Federal health $ could treat WI GOP leader's amnesia
I note WI GOP Senate Majority Leader Devin LeMahieu's tweeted complaint about Wisconsinites (meaning ego-driven GOP legislators) being given no say by Gov. Evers over how Federal dollars are being spent.
Oh, the harm done to good government:
State Sen. Devin LeMahieu, R-Oostburg |
@SenatorDevin . @GovEvers Vetoing our bills sends a clear message to the people of Wisconsin that they will have little to no say in how their federal tax dollars are spent. He has once again rejected the opportunity to work w/ legislators on a basic spending plan. This is not good government.
After recalling that these same whiney GOP legislators treated themselves to an all-expenses-paid nine month vacation in 2020 after failing to provide Evers with their promised COVID19 battle plan, I also remembered this and other examples of Republicans' good government [sic] management [sic] of Federal funds during the Walker years - a costly series of ideological and deliberate high fiscal crimes which continue during Robin Vos' Governorship in His Mind:
State giving back stimulus funds intended for broadband expansion
State officials are returning $23 million to the federal government, saying there were too many strings attached to stimulus money that was supposed to be for expanding high-speed Internet service in schools, libraries and government agencies.
The money was to have boosted broadband connections in 380 Wisconsin communities, including 385 libraries and 82 schools. It also could have been used to improve police, fire department and hospital communications in rural areas.
And this:
Following Wisconsin's High-Speed Rail Funding Down The Tracks
A Look At What Happened To Federal Money
The state of Wisconsin keeps on paying for trains that aren't running in, to or from any of its communities. In August, the state reached a $9.7 million settlement with Spanish train manufacturer Talgo over two new sets of rail cars. These Talgo 8 trains were originally intended for Amtrak's Hiawatha line between Milwaukee and Chicago, but instead ended up in the Pacific Northwest.
Wisconsin taxpayers previously spent $42 million on these trains before the train manufacturer sued the state in 2012. That puts total costs for this particular rail project about 10 percent higher than the $47.5 million price tag, funded through state bonds, set by Talgo in its initial 2009 no-bid contract with Wisconsin's then-Gov. Jim Doyle....
It's the latest chapter in a now-familiar story of passenger rail investments being diverted from Wisconsin. In 2010, Gov. Scott Walker rejected $810 million for a Madison-to-Milwaukee line. This was part the Obama administration's nationwide, $10.1 billion push to invest in high-speed passenger rail.
And this:
Wisconsin Could Get $1.6 Billion by Expanding Medicaid
Wisconsin could save more than $1.6 billion over the next two years by expanding Medicaid to cover nearly 91,000 additional low-income people, a move Republicans continue to block.

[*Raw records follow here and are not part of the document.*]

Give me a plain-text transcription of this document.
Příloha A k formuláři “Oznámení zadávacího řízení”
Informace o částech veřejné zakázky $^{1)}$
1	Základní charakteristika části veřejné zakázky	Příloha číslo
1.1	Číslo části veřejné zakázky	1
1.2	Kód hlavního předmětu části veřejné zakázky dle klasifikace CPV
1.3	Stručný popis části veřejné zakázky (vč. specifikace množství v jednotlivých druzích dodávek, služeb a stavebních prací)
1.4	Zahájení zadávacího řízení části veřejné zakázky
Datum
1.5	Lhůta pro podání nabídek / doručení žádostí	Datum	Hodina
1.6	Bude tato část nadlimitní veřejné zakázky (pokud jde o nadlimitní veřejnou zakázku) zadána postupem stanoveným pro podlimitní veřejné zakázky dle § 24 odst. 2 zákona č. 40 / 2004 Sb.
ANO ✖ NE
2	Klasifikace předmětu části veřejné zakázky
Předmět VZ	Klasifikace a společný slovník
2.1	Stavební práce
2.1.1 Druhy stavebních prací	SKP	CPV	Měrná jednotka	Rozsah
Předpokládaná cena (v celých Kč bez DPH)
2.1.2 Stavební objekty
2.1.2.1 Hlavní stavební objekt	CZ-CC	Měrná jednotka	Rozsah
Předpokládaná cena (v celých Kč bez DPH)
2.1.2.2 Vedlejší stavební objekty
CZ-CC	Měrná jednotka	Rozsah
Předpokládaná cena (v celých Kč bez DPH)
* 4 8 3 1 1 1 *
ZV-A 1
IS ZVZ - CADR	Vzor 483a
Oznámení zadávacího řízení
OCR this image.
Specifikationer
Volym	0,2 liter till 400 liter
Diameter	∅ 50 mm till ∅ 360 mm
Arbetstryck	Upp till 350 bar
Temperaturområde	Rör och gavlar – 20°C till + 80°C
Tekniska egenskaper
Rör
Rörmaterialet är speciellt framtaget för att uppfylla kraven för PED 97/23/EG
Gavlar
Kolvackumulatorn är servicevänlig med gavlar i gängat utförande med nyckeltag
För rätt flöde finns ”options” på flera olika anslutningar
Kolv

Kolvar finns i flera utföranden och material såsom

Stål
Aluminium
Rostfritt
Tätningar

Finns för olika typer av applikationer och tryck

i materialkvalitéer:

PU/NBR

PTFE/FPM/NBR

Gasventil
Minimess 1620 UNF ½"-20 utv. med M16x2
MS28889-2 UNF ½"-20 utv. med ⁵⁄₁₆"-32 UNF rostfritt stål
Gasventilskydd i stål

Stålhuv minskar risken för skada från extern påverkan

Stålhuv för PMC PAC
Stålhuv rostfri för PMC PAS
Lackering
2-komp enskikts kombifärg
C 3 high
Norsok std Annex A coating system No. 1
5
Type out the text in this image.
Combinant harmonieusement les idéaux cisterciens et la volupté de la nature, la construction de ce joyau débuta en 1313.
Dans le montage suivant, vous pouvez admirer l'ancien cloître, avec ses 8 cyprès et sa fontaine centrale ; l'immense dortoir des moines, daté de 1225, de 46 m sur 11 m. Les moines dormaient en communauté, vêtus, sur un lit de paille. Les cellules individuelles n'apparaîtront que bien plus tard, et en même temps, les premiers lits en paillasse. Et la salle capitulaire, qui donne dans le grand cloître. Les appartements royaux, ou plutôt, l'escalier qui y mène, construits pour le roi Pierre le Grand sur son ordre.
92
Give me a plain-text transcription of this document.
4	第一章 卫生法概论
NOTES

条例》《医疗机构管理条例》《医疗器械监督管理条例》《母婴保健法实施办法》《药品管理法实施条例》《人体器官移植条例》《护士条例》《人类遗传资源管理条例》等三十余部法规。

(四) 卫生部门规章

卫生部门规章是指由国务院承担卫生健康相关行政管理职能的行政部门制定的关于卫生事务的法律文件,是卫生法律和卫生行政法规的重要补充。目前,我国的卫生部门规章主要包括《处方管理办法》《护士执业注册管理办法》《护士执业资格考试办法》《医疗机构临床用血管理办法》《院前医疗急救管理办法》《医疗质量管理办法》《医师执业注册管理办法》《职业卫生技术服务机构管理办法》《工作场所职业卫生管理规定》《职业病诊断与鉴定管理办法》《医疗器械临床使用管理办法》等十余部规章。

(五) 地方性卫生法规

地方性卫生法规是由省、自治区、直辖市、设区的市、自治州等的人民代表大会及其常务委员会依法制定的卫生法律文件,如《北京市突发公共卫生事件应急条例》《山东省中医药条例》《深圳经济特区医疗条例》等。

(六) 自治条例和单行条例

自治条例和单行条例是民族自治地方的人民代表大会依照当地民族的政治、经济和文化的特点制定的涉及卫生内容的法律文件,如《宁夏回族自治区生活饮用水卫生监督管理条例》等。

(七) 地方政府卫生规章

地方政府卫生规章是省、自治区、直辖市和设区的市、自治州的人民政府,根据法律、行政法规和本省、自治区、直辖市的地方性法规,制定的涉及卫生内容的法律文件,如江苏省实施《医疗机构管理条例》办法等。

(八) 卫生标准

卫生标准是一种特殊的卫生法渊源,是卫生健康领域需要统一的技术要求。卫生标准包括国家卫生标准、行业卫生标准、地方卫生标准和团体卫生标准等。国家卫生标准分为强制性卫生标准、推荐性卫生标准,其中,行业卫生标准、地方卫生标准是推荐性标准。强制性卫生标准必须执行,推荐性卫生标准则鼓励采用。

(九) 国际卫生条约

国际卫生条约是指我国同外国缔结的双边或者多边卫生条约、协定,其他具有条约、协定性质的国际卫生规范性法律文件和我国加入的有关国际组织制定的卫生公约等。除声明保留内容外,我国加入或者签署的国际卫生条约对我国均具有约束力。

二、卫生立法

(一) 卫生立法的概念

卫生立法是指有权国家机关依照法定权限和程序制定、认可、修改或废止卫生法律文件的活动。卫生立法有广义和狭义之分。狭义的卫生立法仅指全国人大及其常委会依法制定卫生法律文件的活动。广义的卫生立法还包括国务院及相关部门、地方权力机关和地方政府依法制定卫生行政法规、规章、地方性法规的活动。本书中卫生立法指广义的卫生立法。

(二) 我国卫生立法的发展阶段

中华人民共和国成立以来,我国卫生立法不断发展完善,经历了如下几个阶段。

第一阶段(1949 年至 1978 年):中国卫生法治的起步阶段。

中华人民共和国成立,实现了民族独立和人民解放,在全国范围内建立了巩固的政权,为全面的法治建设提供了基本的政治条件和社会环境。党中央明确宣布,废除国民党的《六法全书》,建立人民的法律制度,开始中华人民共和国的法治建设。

Which is a continuing story.
Vos says no to plan that would provide Wisconsin with $1.6 billion for health care
MADISON - The state would reap $1.6 billion in tax savings — more than 2½ times original projections — if it provided health care to more Wisconsinites under a provision of the recently passed federal COVID relief legislation.
Also, Bruce Murphy at Urban Milwaukee had noted other GOP-provoked federal funding losses beyond Amtrak, broadband and Medicaid that cost Wisconsinites access to programs and/or drove up state taxpayers' costs:
What Walker Cost Wisconsin
New report shows big decline in federal aid for state while he was governor.
Walker also rejected another pot of federal money for political reasons. The governor and Republican legislators implemented a law that disqualified any able-bodied adult without children who works less than 80 hours per month from the federal Supplemental Nutrition Assistance Program (SNAP). The new policy cuts off their food assistance if they have not worked for a cumulative total of three months during a three-year period.
The result was a loss...of $166 million in economic activity in Wisconsin.
Meanwhile, the state allocated more than $58 million to administer this program, meaning state taxpayers would pay for a new bureaucracy whose goal was to stop some $92 million in annual federal SNAP assistance from going to the poorest of the poor....Walker also slashed state spending at the state Division of Vocational Rehabilitation, spending the minimum possible under the law to prevent being subject to federal penalties, as a story by the Wisconsin Center for Investigation found.
Wisconsin could have gotten an additional $14.2 million in federal funds if it were to come up with a $3.9 million match to cover funding for the next two years, the story noted in 2013. Instead DVR was left far short of resources, forcing “thousands of people with disabilities” to “wait for months to access state employment services,” the story found.
Talk to me again about your good government, and who controls federal spending, or triggers more state spending than needed?
1 comment:
And there’s no doubt that If Walker had won in 2018, we’d be part of the group of Confederate, GOP-run states that are turning down the $300/week add-on for unemployment. Despite the fact that we are still down over 100,000 jobs from where we were pre-COVID.
GOPs don’t want things to get better, because they care more about power than having things get better. And it doesn’t change until we VOTE BETTER.